What is the data re-balancing behavior when a node is temporarily not available?

(Jun Li) #1

I am doing some resiliency testing on the FDB cluster in the Kubernetes environment. A Kubernetes Pod is like a VM. A pod hosts 2 or 3 FDB server processes and a FDB monitor. When a Pod (VM) becomes unhealthy at t0, the FDB cluster will detect that the Pod (VM) is unhealthy at t1. And sometime later, t2, the FDB cluster will determine that it will need to perform data re-balancing, to distribute the data replica that is hosted on the unhealthy pod to the other servers, to make sure that the required number of the replica meets the FDB cluster configuration (for example, triple replica).

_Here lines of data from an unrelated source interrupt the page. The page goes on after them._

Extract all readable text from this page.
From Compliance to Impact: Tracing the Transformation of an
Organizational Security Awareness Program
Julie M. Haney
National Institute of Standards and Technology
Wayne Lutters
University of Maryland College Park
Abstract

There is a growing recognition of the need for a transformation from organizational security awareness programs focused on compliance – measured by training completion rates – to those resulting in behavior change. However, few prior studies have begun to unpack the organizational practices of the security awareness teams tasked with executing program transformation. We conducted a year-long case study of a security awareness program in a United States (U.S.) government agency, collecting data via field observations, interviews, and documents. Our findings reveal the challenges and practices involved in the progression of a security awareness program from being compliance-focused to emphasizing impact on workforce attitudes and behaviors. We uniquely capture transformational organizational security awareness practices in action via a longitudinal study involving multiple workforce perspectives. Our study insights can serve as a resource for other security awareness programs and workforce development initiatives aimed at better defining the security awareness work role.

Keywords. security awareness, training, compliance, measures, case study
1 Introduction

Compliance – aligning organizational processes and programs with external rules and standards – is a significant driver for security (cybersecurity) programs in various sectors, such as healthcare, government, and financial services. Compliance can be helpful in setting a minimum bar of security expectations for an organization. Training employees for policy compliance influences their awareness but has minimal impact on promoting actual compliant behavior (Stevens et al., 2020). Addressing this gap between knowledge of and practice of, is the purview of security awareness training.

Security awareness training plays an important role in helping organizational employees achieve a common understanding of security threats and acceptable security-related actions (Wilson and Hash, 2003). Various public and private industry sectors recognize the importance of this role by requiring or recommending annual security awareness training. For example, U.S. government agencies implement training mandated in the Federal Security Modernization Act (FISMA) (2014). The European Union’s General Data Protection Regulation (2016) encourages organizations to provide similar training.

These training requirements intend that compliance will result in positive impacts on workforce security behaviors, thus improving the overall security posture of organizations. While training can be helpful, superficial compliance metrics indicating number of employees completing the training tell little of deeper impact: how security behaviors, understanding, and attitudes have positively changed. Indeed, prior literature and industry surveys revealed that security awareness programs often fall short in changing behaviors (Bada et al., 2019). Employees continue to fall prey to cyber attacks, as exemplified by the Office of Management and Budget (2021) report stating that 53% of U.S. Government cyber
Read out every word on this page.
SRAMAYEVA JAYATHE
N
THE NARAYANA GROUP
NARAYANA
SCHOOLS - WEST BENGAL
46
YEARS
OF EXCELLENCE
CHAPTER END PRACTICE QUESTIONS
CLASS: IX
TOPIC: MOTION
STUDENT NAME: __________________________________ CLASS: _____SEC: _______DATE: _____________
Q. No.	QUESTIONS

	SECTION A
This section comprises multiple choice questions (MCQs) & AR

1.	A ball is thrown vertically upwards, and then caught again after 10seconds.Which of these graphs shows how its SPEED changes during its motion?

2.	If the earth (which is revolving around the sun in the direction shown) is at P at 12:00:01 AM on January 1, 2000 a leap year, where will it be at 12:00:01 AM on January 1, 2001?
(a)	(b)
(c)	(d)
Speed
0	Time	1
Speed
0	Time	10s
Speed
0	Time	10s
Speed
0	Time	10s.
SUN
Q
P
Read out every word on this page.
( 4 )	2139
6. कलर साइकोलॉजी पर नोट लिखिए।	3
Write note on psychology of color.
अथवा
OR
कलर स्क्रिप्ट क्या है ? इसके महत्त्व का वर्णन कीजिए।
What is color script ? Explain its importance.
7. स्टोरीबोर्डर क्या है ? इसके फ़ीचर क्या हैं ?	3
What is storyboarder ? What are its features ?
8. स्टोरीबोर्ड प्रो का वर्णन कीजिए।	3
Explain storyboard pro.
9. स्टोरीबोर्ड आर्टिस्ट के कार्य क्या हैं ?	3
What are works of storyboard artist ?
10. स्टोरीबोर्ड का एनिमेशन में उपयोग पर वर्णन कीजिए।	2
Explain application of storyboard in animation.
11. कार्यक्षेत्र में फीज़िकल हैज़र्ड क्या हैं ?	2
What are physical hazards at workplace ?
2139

Under some circumstance, after t1, the Pod (VM) may become healthy again in a short period of time, for example, due to the recovery of a network glitch. If (t2-t1) is too short, it might trigger the unnecessary data rebalancing.

So my question is: how long is the setting for (t2-t1) in the current FDB? and can this parameter to be tuned?

The related question is: supposed between t1 and t3, incoming transactions involves the write to the replica (hosted on Pod-1). Since the pod (Pod-1) is not reachable, the data will be distributed to the other pod ( say, Pod-2). Now after the pod becomes healthy again, will the data that is already distributed to Pod-2 will have to be shipped back to Pod-1?

(Rishabh) #2

I had the same doubt. Looks like for storage nodes, Knob “DATA_DISTRIBUTION_FAILURE_REACTION_TIME” used in storageServerFailureTracker is the timeout for marking a pod healthy/unhealthy. I am not sure if its true for TLog only pod as well, whose failure will also trigger data rebalancing.

(Alex Miller) #3

As rishabh found, you can raise --knob_data_distribution_failure_reaction_time if you’re concerned about frequent storage server partitions that you’d prefer to wait out.

TLogs are detected off of WORKER_FAILURE_TIME, which applies to mostly everything else as well. TLog failures cause recoveries, but not data rebalancing. (And, in 6.1, a recovery doesn’t even cause data distribution to be re-initialized, as it was split off into a separate role from the master.)

2 Likes